Od 20 grudnia 2024 roku europejskie sankcje na gaz płynny (LPG) sprowadzany z Rosji zaczną obowiązywać. Polscy dystrybutorzy będą zmuszeni pozyskiwać LPG głównie z krajów Zachodniej Europy, ale istnieją znaczące przeszkody w sprowadzaniu tego gazu do Polski.
„Polska jest jednym z największych konsumentów LPG w Europie. Dla około 8 mln Polaków to ważne źródło energii – jako paliwo w transporcie, ogrzewaniu lub produkcji. Dlatego kluczowe jest, aby Polacy mogli nadal bez przeszkód korzystać z LPG – także po wejściu w życie sankcji na rosyjskie dostawy od 2025 roku. Rząd – przy wsparciu branży – powinien jak najszybciej inwestować w rozwój infrastruktury i logistyki LPG. To ważny surowiec i nie wolno dopuścić, aby Polacy utracili możliwości korzystania z niego. Nawet po wzroście cen w wyniku sankcji i zmiany kierunku dostaw LPG będzie nadal atrakcyjnym cenowo paliwem. Brak inwestycji może odbić się negatywnie na rynku LPG w Polsce. Dlaczego? Z informacji, które otrzymujemy od spółek zrzeszonych w Polskiej Izbie Gazu Płynnego (PIGP), terminal w Gdańsku nie jest ani nie był udostępniany podmiotom trzecim do użytku komercyjnego. Taka jest decyzja właściciela, nie mnie ją komentować. Zwracam tylko uwagę, co się stanie, kiedy terminal w Gdańsku pozostanie niedostępny, zaś rząd nie ma w planach rozbudowy infrastruktury. Będzie to miało poważne konsekwencje i dla przedsiębiorców, i dla konsumentów” – mówi Paweł Bielski, prezes Polskiej Izby Gazu Płynnego (PIGP).

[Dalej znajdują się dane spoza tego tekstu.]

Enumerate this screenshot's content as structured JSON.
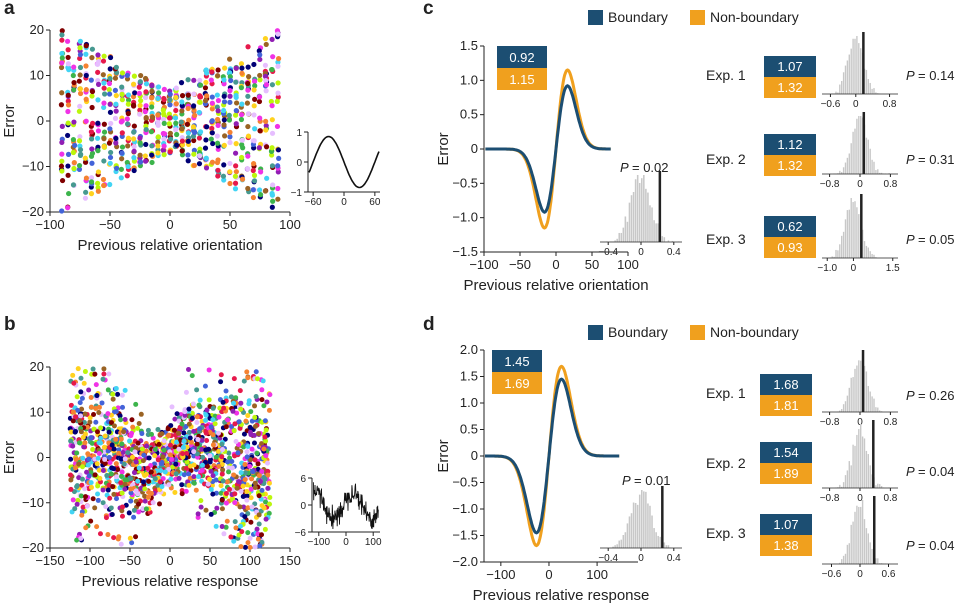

Administracja publiczna powinna natychmiast rozpocząć szeroką inwestycję w infrastrukturę LPG, taką jak terminale morskie, transport kolejowy i magazyny gazu, aby zabezpieczyć rynek przed wprowadzeniem embarga na LPG ze Wschodu. Te działania powinny być zsynchronizowane z wprowadzeniem sankcji na poziomie europejskim i współpracować z polskimi przedsiębiorcami tworzącymi rynek gazu płynnego.
Rynek importerów, dystrybutorów i dostawców gazu LPG w Polsce charakteryzuje się dużą różnorodnością podmiotów – głównie są to średnie, a czasem nawet małe i mikro przedsiębiorstwa, działające na rynku od przeszło trzydziestu lat i inwestujące własne środki w rozwój sektora. Po transformacji systemowej w Polsce, przedsiębiorcy z branży LPG zainwestowali ponad 1 mld zł w infrastrukturę i logistykę związane z transportem, przeładunkiem i przechowywaniem gazu płynnego.

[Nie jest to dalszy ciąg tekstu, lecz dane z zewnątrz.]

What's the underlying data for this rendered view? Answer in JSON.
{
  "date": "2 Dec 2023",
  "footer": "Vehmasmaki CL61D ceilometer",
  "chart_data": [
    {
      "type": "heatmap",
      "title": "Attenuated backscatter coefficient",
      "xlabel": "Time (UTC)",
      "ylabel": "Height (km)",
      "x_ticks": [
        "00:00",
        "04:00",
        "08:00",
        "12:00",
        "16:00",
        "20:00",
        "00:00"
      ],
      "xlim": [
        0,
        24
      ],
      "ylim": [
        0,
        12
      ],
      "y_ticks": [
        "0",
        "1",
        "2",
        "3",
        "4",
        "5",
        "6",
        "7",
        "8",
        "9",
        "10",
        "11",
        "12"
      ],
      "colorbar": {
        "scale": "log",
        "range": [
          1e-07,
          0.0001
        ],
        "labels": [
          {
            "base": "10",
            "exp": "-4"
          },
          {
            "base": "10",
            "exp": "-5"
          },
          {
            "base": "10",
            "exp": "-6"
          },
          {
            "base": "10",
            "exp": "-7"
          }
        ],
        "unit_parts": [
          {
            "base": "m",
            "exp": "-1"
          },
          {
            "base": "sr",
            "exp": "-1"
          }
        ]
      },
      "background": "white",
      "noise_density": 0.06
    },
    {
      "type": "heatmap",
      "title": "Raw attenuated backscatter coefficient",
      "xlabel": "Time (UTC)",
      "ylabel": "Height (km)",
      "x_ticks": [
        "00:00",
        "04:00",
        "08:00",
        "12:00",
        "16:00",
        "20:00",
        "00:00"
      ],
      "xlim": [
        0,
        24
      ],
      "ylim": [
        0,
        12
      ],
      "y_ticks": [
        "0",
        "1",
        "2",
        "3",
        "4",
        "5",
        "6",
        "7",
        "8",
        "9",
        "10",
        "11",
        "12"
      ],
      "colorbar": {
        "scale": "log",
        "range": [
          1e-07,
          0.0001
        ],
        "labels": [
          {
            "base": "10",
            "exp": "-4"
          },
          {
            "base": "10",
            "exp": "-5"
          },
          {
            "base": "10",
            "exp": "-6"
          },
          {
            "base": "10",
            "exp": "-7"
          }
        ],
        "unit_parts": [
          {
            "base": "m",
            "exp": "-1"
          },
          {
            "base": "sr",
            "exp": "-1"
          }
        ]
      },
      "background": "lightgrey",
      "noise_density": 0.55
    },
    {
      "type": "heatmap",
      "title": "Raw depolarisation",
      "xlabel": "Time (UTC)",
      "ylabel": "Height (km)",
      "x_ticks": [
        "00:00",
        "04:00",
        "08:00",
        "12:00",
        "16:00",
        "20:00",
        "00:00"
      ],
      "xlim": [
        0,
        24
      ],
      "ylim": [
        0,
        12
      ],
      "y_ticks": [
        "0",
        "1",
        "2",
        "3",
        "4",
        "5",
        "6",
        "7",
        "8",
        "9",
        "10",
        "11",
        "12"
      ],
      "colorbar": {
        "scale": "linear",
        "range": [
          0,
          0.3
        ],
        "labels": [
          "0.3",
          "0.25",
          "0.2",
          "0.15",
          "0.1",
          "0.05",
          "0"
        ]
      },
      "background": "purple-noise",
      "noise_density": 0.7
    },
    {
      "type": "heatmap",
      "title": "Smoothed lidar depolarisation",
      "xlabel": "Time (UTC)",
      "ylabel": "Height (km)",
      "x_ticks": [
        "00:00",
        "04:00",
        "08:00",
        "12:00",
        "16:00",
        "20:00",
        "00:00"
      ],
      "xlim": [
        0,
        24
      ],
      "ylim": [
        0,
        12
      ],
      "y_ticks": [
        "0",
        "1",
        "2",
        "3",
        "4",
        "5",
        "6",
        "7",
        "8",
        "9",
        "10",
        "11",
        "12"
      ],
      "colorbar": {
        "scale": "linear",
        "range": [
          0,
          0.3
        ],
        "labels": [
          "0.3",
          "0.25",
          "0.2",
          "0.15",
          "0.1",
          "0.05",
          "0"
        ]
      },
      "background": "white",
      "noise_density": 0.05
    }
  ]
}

Do tej pory, przez trzy dekady istnienia prywatnego sektora gazowniczego w Polsce, infrastruktura, relacje handlowe i dostawy były skoncentrowane głównie na dostawach z Wschodu. Małe firmy importujące LPG preferowały ten kierunek z uwagi na możliwość sprowadzania niewielkich ilości gazu. Terminale przeładunkowe i infrastruktura transportowa zostały zbudowane głównie w pobliżu wschodniej granicy Polski przez prywatne firmy. Obecnie konieczne jest zaangażowanie państwa w działania mające na celu rozwinięcie tego obszaru, oprócz wysiłków sektora prywatnego.

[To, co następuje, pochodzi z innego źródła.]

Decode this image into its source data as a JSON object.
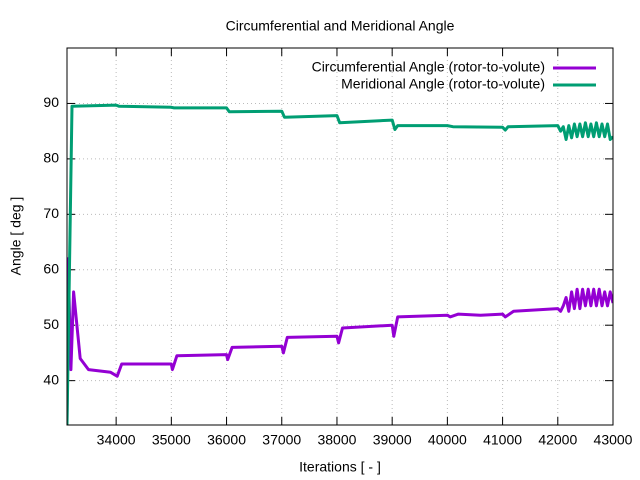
{
  "chart_data": {
    "type": "line",
    "title": "Circumferential and Meridional Angle",
    "xlabel": "Iterations [ - ]",
    "ylabel": "Angle [ deg ]",
    "xlim": [
      33110,
      43000
    ],
    "ylim": [
      32,
      100
    ],
    "xticks": [
      34000,
      35000,
      36000,
      37000,
      38000,
      39000,
      40000,
      41000,
      42000,
      43000
    ],
    "yticks": [
      40,
      50,
      60,
      70,
      80,
      90
    ],
    "grid": true,
    "legend": "top-right",
    "series": [
      {
        "name": "Circumferential Angle (rotor-to-volute)",
        "color": "#9400d3",
        "x": [
          33110,
          33130,
          33180,
          33230,
          33350,
          33500,
          33900,
          34020,
          34100,
          35000,
          35020,
          35100,
          36000,
          36020,
          36100,
          37000,
          37030,
          37100,
          38000,
          38030,
          38100,
          39000,
          39030,
          39100,
          40000,
          40050,
          40200,
          40600,
          41000,
          41050,
          41200,
          42000,
          42050,
          42100,
          42150,
          42200,
          42250,
          42300,
          42350,
          42400,
          42450,
          42500,
          42550,
          42600,
          42650,
          42700,
          42750,
          42800,
          42850,
          42900,
          42950,
          43000
        ],
        "values": [
          32,
          62,
          42,
          56,
          44,
          42,
          41.5,
          40.8,
          43,
          43,
          42,
          44.5,
          44.7,
          43.8,
          46,
          46.2,
          45,
          47.8,
          48,
          46.8,
          49.5,
          50,
          48,
          51.5,
          51.8,
          51.5,
          52,
          51.8,
          52,
          51.5,
          52.5,
          53,
          52.5,
          53.5,
          55,
          52.5,
          56,
          53,
          56.5,
          53,
          56.5,
          53.5,
          56.5,
          53.5,
          56.5,
          53.5,
          56.5,
          53.5,
          56,
          53.5,
          56,
          54
        ]
      },
      {
        "name": "Meridional Angle (rotor-to-volute)",
        "color": "#009e73",
        "x": [
          33110,
          33200,
          34000,
          34050,
          35000,
          35050,
          36000,
          36050,
          37000,
          37050,
          38000,
          38050,
          39000,
          39050,
          39100,
          40000,
          40100,
          41000,
          41050,
          41100,
          42000,
          42050,
          42100,
          42150,
          42200,
          42250,
          42300,
          42350,
          42400,
          42450,
          42500,
          42550,
          42600,
          42650,
          42700,
          42750,
          42800,
          42850,
          42900,
          42950,
          43000
        ],
        "values": [
          32,
          89.5,
          89.7,
          89.5,
          89.3,
          89.2,
          89.2,
          88.5,
          88.6,
          87.5,
          87.8,
          86.5,
          87,
          85.3,
          86,
          86,
          85.8,
          85.7,
          85.2,
          85.8,
          86,
          85,
          85.8,
          83.5,
          86,
          83.8,
          86.3,
          84,
          86.3,
          84,
          86.5,
          84,
          86.3,
          84,
          86.5,
          84,
          86.3,
          84,
          86.3,
          83.5,
          84
        ]
      }
    ]
  }
}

Inwestycje w infrastrukturę to m.in:
Rynek gazów ziemnych skroplonych (LPG) w Polsce, oceniany na około 2,5 miliona ton rocznie, nie tylko satysfakcjonuje stale rosnące zapotrzebowanie polskich konsumentów i przemysłu. Wyeksportowany gaz płynny (0,4 miliona ton) trafia z Polski do Ukrainy, gdzie od czasu rosyjskiej agresji LPG w sezonie grzewczym stało się kluczowym elementem w bilansie energetycznym tego kraju. Szacuje się, że Polska pozyskuje LPG z produkcji krajowej (0,5 miliona ton) oraz z importu (2,6 miliona ton), a największe ilości LPG do Polski importowane są z Rosji (1,2 miliona ton). Bezpośrednie dostawy do terminali morskich w Polsce mogą zaspokoić około 1 milion ton, maksymalnie do 1,3 miliona ton rocznie, przy czym ich przepustowość nie ulegnie istotnym zmianom. Po wprowadzeniu sankcji na LPG z Rosji przy obecnej infrastrukturze szacuje się, że luka LPG – czyli różnica między ilością gazu płynnego, która trafi do Polski – wynosi od 500 do 700 tysięcy ton rocznie.
W 2023 roku większość gazu LPG (około 48%) było sprowadzane z Rosji, natomiast reszta pochodziła z produkcji krajowej lub importu z Zachodu. Od dwóch lat przedsiębiorcy należący do PIGP podejmują intensywne wysiłki w celu całkowitego przejścia na import z Zachodu. Niestety, proces sprowadzania gazu LPG z Zachodu napotyka wiele trudności, dlatego ważne jest, aby Polska jak najszybciej zwiększyła swoją niezależność energetyczną i zaczęła akceptować duże dostawy za pośrednictwem własnego terminalu morskiego, przystosowanego do obsługi dużych jednostek z USA.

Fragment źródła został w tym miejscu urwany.